Road to Nowhere: Touring Oslo’s Black Metal Past

May 20, 2011

In New York, you can take a guided tour of Harlem, Central Park or Museum Mile. In London, you can visit key Beatles-related sights, stepping off a double-decker to stroll down Abbey Lane. And, in Norway, you can see where a handful of Satanic metalheads burned churches in the early ’90s. Before becoming a global phenomenon, black metal first left its hateful paw prints on the city of Oslo, where the scene originated and imploded in 1994 with the murder of its leader, Euronymous, by frenemy Count Grishnackh. If you are lucky enough to be in Oslo in late April for Inferno Fest, Anders Odden, former bassist, will take you around a handful of crucial locations in black metal history. Don’t worry, it’s not scary. Helvete, the record store Euronymous owned, is now a bakery, and Odden has arranged for them to serve free coffee to intrepid tourists.

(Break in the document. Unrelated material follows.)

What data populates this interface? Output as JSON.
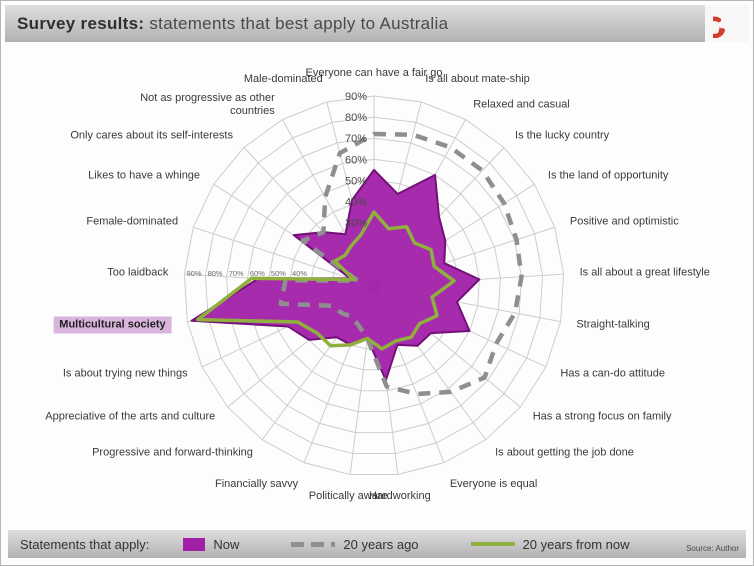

Click through the pages below for a tour of Oslo's Black Metal landmarks.


1. Holmenkollen Chapel
Located at the top of the city, close to another, more prominent Norwegian landmark—the country’s biggest ski jump—Holmenkollen Chapel was burned down by Varg Vierkenes aka Count Grishnackh in 1992. The elevation is a matter of status, and, as a result, when the church burned, you could see the flames from across the city. It’s since been rebuilt and, curiously, painted black.


2. Helvete
As a result of the last 15 years of gentrification in Oslo, the street where Helvete, Euronymous’ record store, once stood has become quite charming, and the storefront is now split between a young fashion label and a family-owned bakery. The tour takes a pit stop there for coffee and a shaky trip down to the low-clearance basement, where the “Black Metal” graffiti—still scrawled across the wall—once stood as the backdrop for many a promo shoot.

3. Euronymous murder site
Just like the Dakota, the New York building where John Lennon was shot, the plain brick complex where Euronymous was murdered—fleeing his apartment out into the street where he was ultimately stabbed—is simply an anonymous place where something horrifically tragic has taken place.


neseblod05

4. Neseblod Records
Depending on your music taste, Neseblod Records may be the best record store in the world. Or it may be a place to buy some really expensive black metal artifacts. Either way, because you’re in Oslo, arguably the friendliest city in the world, even the peddler of billion kroner OG Mayhem T-shirts smiles at you on the way out.